The previous description of the disclosed embodiments is provided to enable any person skilled in the art to make or use the present invention. Various modifications to these embodiments will be readily apparent to those skilled in the art, and the generic principles defined herein may be applied to other embodiments without departing from the spirit or scope of the invention.

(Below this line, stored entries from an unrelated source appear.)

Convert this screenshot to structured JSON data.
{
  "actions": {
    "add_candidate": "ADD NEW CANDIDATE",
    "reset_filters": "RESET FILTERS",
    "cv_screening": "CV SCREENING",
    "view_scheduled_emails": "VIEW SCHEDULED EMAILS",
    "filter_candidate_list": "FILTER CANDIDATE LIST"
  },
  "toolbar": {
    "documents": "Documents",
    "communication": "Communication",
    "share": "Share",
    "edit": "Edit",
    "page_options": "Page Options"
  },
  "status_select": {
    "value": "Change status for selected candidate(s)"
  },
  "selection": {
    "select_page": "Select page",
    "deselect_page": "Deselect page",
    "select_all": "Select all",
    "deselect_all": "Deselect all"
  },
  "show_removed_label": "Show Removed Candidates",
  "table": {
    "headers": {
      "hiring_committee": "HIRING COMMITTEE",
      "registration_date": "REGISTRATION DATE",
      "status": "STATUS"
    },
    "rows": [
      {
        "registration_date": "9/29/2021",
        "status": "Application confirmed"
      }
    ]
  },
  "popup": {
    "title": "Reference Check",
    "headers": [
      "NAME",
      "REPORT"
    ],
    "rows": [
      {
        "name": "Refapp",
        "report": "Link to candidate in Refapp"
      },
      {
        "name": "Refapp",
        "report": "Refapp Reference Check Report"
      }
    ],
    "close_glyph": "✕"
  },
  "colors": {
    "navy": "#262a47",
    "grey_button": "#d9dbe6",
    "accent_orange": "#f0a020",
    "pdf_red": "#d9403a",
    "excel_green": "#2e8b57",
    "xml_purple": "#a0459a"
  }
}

Thus, the present invention is not intended to be limited to the embodiments shown herein but is to be accorded the widest scope consistent with the principles and novel features disclosed herein.

Claims (2)

1. The application of the knock-out NtUGT90A1L1 gene in negative regulation of tobacco cold resistance is that the amino acid sequence encoded by the NtUGT90A1L1 gene is shown as SEQ ID NO. 2.

2. The application of the biological material for knocking out NtUGT A1L1 gene expression in the aspect of negative regulation of tobacco cold resistance is characterized in that the biological material is any one of the following:

a: an expression cassette capable of silencing NtUGT A1L1 gene having a nucleotide sequence shown as SEQ ID NO. 1;

B: a recombinant vector comprising the expression cassette of a;

c: a recombinant microorganism comprising the expression cassette of a or the recombinant vector of B;

the amino acid sequence coded by NtUGT A1L1 gene is shown as SEQ ID NO. 2.